”Depremin acılarını yaşamak kader olamaz”
“17 Ağustos Depremini Anma Programı Ve Güvenli Yaşam Paneli”nde konuşan İstanbul Büyükşehir Belediye Başkanı Kadir Topbaş, “1999 Marmara ve Düzce depremleri, deprem gerçeğini acı bir şekilde bizlere hatırlattı. ‘Depremle birlikte yaşamak” bu şehrin bir gerçeğidir. Ancak depremin acılarını yaşamak kaderi olamaz, olmamalı” dedi.
İstanbul Büyükşehir Belediyesi, İstanbul Valiliği, AFAD ve Türk Kızılayı’nın himayelerinde Conrad Otel’de gerçekleştirilen “17 Ağustos Depremini Anma Programı Ve Güvenli Yaşam Paneli”ne Başkan Kadir Topbaş’ın yanı sıra Başbakan Yardımcısı Recep Akdağ, İstanbul Valisi Vasip Şahin, AFAD Başkanı Mehmet Güllüoğlu, Kızılay Genel Başkanı Kerem Kınık ile birlikte çok sayıda yetkili isim katıldı.
Panelde, 17 Ağustos Depremi’nde hayatını yitirenler için bir dakikalık saygı duruşunun ardından İstiklal Marşı okunarak 17 Ağustos depreminden karelerin yer aldığı dia gösterisi yapıldı.
17 Ağustos’un acıların tazelendiği bir gün olarak hafızalarda yer ettiğini belirten Başkan Topbaş, “O gece on yedi bin insanımızı depremde kaybettik. Binlerce insanımız yaralandı. Yine binlerce bina yıkıldı” dedi.
Türkiye’nin deprem kuşağında yer alan bir ülke olduğunu ve İstanbul’da da tarih boyunca ciddi depremler yaşandığını hatırlatan Başkan Topbaş şöyle devam etti: “İstanbul’da 50, 200 ve 100 yıllık periyotlarda ciddi depremler olmuş. Tüm bu depremler İstanbul’un hafızasında. Yine hepimizin şahit olduğu 1999 Marmara ve Düzce depremleri, deprem gerçeğini acı bir şekilde bizlere hatırlattı. “Depremle birlikte yaşamak” bu şehrin bir gerçeğidir. Ancak depremin acılarını yaşamak kaderi olamaz, olmamalı.”

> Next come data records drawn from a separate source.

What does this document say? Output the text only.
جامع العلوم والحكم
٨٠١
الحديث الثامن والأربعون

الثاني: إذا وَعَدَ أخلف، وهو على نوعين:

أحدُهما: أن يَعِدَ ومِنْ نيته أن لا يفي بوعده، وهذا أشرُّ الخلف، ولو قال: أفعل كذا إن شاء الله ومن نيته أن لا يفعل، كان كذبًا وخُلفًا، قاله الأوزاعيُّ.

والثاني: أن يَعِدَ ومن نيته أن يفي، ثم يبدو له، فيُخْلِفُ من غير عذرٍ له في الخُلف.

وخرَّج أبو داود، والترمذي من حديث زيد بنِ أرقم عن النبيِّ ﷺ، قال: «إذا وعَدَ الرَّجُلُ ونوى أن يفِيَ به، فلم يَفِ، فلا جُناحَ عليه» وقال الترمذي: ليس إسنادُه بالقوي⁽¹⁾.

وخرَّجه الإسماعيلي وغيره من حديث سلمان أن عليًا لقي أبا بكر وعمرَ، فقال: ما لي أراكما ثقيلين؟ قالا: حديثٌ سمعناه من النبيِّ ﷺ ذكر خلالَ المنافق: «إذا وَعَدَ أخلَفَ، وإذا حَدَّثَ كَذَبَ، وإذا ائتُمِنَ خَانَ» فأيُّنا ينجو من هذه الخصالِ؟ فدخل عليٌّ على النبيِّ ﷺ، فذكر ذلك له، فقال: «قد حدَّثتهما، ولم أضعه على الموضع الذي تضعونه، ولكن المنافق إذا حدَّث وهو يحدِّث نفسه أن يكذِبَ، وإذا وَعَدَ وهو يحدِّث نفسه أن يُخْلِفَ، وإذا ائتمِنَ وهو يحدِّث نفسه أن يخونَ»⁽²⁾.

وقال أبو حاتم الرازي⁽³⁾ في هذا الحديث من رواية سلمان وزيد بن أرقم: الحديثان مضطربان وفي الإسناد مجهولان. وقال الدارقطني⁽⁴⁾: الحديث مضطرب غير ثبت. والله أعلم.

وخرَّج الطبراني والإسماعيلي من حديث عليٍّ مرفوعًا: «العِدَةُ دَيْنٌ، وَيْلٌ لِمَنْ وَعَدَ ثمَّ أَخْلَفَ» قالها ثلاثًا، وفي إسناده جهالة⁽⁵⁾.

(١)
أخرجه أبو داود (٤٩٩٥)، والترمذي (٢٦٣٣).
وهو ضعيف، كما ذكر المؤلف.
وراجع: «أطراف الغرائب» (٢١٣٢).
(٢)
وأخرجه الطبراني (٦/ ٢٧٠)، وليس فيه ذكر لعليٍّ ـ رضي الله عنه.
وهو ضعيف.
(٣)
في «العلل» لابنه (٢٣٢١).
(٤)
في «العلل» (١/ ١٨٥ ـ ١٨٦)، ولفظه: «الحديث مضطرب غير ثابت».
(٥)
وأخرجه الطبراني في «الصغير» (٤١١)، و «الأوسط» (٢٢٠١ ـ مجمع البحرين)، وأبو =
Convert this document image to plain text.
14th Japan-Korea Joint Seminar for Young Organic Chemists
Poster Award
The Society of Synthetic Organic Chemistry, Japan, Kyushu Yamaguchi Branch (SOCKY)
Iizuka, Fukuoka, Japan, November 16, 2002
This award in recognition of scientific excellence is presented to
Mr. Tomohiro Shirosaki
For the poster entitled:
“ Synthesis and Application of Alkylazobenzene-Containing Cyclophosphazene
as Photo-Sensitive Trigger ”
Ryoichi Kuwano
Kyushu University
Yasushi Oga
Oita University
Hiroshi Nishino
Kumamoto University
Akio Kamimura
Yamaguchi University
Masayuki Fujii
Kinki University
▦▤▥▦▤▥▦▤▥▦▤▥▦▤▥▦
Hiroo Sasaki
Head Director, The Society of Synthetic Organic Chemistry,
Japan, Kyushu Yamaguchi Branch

Depremlerin doğal bir afet olduğunu ve engellenmeyeceğinin de farkında olduklarını ifade eden Başkan Topbaş, “Fakat neticesinin insanımız ve şehrimiz için bir afete dönüşmemesi bizim elimizde. Şehirlerin doğal afetlere karşı mukavemetini artırmak, risk yönetimlerini devreye sokmak, alınabilecek en etkin tedbirlerin başında geliyor” ifadelerini kullandı.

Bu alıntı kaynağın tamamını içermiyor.